Un certain nombre d’actions de l’ONU devraient bénéficier du soutien actif, déterminé de l’UE, que ce soient les rapports avec les pays de la Méditerranée, avec la Russie, les accords transnationaux de type TAFTA ; les accords bilatéraux avec les pays d’Amérique latine, du Proche Orient ; les coopérations avec l’Afrique. En ce qui concerne la paix, l’UE doit changer de politique, agir pour émanciper les relations internationales du jeu de domination des plus grandes puissances, des forces de l’argent dont la suprématie transforme le monde en espace de guerre économique qui génère un nombre croissant de failing states aux conséquences dramatiques pour les populations.
La question de la dette reste un problème grec, mais aussi européen nécessitant une réponse à ce niveau.
Un plan d’investissements pour la reconstruction de l’économie réelle, des systèmes productifs cohérents (comprenant la formation, la recherche, la valorisation du travail, etc.), efficaces dans chaque pays constitue aussi un enjeu européen. La mise en concurrence mortelle doit être remplacée par des projets de coopération ; cette problématique concerne également une politique de reconstruction productive comme projet européen pour un nouveau mode de développement et de reconstruction notamment dans le Sud de l’Europe, mais aussi en France. Agir contre les asymétries existantes signifie un projet d’investissements, dans un esprit très différent de celui du plan Juncker.
Tout cela suppose de modifier en profondeur les finalités, les objectifs et le fonctionnement de la BCE.
Ce sont des politiques à redéfinir pour la redistribution des richesses au sein de chaque pays et au niveau de l’UE. Des champs de luttes se développent pour la réponse aux besoins existentiels, notamment les actions contre les expulsions de logement ; pour le respect des droits des réfugiés et des droits humains ; la redéfinition de la PAC à l’horizon 2020 ; la défense des services publics et la lutte contre les privatisations…
La question du respect des droits et libertés civiles civiques se pose avec force dans de nombreux pays : en Pologne où l’impact de la droite populiste est considérable, avec des formes comparables à ce que l’on voit avec Orban. La vigilance doit aussi être de mise en France.

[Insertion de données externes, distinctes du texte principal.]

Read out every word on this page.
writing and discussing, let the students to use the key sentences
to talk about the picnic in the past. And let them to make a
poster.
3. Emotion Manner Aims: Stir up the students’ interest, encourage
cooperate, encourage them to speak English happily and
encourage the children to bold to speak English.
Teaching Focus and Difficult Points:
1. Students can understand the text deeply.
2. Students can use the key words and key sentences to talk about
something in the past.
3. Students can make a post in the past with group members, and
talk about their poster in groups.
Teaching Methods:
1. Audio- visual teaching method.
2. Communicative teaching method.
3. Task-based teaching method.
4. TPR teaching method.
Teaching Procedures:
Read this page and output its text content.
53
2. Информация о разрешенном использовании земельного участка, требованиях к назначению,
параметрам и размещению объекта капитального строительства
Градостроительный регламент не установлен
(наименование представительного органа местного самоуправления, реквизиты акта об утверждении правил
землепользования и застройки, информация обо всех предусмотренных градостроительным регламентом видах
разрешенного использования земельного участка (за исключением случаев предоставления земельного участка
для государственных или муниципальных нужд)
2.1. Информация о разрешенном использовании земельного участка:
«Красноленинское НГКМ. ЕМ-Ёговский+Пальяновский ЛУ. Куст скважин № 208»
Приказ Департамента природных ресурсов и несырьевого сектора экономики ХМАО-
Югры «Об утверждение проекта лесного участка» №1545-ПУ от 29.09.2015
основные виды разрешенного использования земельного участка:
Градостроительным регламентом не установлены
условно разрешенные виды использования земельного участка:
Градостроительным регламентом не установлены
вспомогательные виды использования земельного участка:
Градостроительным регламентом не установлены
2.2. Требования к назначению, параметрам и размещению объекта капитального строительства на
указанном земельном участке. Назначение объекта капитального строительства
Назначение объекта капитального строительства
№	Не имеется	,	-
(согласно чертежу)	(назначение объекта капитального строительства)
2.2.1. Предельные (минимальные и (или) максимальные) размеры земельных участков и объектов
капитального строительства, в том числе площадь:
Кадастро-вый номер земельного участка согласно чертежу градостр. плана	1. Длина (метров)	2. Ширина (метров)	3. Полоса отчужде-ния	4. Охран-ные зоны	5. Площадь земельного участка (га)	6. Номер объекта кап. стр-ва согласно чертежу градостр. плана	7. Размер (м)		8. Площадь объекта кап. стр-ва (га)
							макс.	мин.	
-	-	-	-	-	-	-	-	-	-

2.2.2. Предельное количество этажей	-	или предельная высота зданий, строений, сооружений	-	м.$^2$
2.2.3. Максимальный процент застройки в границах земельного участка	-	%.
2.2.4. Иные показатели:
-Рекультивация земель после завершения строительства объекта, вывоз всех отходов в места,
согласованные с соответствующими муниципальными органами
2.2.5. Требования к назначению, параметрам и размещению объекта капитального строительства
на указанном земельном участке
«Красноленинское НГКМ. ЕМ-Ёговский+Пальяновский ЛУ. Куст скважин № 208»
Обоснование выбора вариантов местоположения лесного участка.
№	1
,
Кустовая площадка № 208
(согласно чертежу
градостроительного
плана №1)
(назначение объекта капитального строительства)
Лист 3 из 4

L’offensive visant à anéantir toutes les protections du travail ne cesse de s’amplifier à l’échelle européenne, sous l’angle d’une compétition sans limites. La lettre des cinq Présidents, sous la présidence néerlandaise actuelle, prépare une nouvelle offensive particulièrement menaçante, appelée « better Regulation ».Elle cherche à obliger les pays à se doter d’instruments accentuant la compétitivité et le démantèlement des protections du travail, des modes de négociations entre partenaires sociaux pour tout diriger d’en haut. Le travail, au lieu d’être dévalorisé, doit devenir un des premiers facteurs d’une nouvelle dynamique
Il s’agit, par l’action commune, de mettre en place des réformes utiles à échelle de l’UE, dans une logique opposée à la mise en concurrence : taxe contre les paradis fiscaux, pour une fiscalité européenne juste, contre le dumping fiscal et social ; pour une taxation européenne des grandes fortunes.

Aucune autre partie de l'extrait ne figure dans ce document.